After looking into the music history of one of our makers we found an interesting fact:
He often listens to ambient noise to achieve greater productivity and to easier get into the “zone”
We wondered if it was just he who experienced this, but after some googling, we discovered that this was quite normal: The use of additional “noisy” ambient sound to mask background noise to enhance personal productivity.
The most obvious is Sound masking.
Wikipedia explains that as:
“Imagine a dark room where someone is turning a flashlight on and off. The light is very obvious and distracting. Now imagine that the room lights are turned on. The flashlight is still being turned on and off, but is no longer noticeable because it has been “masked”. Sound masking is a similar process of covering a distracting sound with a more soothing or less intrusive sound.”
The addition of noise can cover over your ear’s audible spectrum with generic sound to mask or lessen the distraction of other sounds.
We often believe that we need more “quiet” surroundings, but what we really need is the freedom from acoustical distractions.
But why is this “boring” ambient noise better than regular music?
The subjects subconscious uses some resources to focus on the sound. And if the sound has something to decipher/consider/think about is distracts more.
A nice thing is complete silence. By having that you can use all of your mental resources to focus on the challenge at hand. But when a totally quiet scene is not an option, you can use Sound Masking to create a better personal zone.
There exist several ways to get your dose of ambient noise. All the way from free mobile applications, Spotify-playlists to web pages such as noisli.com.
They are all viable options, but we want a simple desktop device without the need for internet/a computer/mobile phone. Since it’s only going to sit on our desk it’s not necessary to make it small and “pocket friendly”. It’s also not necessary to make it battery powered.
To summarise this box requirements:
- White noise generator
- Adjustable low pass filter on the noise
- Single tone with adjustable frequency
- Adjustable volume on the noise and the tone
- 3.5 mm audio output
TL;DR: A simple stand-alone noise generator with adjustable filters and a simple tone is going to be created!

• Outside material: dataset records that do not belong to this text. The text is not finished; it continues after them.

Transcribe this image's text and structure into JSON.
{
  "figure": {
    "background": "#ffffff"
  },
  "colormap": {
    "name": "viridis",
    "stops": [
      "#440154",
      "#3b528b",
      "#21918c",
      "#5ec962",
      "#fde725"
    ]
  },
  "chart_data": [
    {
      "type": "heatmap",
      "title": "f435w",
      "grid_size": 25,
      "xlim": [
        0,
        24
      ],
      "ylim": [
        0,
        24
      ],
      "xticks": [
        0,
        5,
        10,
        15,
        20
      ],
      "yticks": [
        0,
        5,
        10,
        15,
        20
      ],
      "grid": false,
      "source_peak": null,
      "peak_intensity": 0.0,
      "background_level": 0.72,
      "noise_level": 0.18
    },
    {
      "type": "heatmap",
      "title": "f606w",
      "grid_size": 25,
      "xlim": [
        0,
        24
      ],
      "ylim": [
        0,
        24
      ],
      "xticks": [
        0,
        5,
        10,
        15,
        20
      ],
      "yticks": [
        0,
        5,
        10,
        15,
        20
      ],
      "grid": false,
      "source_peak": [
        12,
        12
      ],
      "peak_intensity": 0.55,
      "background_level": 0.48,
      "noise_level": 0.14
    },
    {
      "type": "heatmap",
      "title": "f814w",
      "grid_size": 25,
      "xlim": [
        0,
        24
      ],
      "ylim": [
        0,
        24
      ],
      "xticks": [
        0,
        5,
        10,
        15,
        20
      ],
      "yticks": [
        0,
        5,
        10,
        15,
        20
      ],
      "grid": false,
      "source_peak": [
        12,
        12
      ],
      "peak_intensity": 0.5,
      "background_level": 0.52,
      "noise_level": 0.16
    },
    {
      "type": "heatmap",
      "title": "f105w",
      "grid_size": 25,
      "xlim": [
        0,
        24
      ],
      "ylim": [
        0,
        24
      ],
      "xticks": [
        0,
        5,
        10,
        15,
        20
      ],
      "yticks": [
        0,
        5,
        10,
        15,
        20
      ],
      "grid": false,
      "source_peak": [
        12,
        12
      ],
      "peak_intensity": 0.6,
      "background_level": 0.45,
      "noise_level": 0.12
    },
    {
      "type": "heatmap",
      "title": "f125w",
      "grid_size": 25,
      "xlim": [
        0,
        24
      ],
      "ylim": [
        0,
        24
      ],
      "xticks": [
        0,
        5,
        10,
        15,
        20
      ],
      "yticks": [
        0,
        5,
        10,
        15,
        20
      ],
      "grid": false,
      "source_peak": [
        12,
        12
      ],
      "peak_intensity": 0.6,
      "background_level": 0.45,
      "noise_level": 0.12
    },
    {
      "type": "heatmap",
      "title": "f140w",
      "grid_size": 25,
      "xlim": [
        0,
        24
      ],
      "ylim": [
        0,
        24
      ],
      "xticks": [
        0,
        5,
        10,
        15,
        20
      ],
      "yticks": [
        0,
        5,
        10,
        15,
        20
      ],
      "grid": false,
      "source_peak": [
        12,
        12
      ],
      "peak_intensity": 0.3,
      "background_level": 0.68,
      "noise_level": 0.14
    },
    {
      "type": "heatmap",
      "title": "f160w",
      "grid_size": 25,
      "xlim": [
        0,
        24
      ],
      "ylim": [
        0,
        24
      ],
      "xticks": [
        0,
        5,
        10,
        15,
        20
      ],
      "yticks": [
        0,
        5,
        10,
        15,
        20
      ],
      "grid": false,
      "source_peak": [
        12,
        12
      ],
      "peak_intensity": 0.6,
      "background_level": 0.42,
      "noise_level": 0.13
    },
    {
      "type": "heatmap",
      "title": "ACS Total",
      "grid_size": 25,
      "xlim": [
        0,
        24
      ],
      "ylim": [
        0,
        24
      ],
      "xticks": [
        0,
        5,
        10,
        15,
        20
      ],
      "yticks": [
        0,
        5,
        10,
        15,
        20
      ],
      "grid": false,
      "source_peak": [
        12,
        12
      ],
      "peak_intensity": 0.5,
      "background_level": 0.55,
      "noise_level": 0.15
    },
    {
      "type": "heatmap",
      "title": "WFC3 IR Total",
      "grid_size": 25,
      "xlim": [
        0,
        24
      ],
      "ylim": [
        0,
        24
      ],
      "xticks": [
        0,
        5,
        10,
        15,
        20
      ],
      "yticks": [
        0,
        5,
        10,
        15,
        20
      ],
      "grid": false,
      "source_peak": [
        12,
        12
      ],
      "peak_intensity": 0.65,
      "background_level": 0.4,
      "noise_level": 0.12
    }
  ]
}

This is a perfect job for a simple “all-analog sound path” creation. But since this is a prototype and since neither audio quality nor component cost is of the highest concern, a simple digital solution does the job. It is fast to assemble, program and test 🙂
And in the “digital domain sound path” we have several viable options, but the fastest for us now (since we have some lying on this desk) is by using a Teensy 3.2 and the Teensy Audio Adaptor. This will produce 16 bit, 44.1 kHz audio, but that is (CD quality) probably beyond what is needed in this application.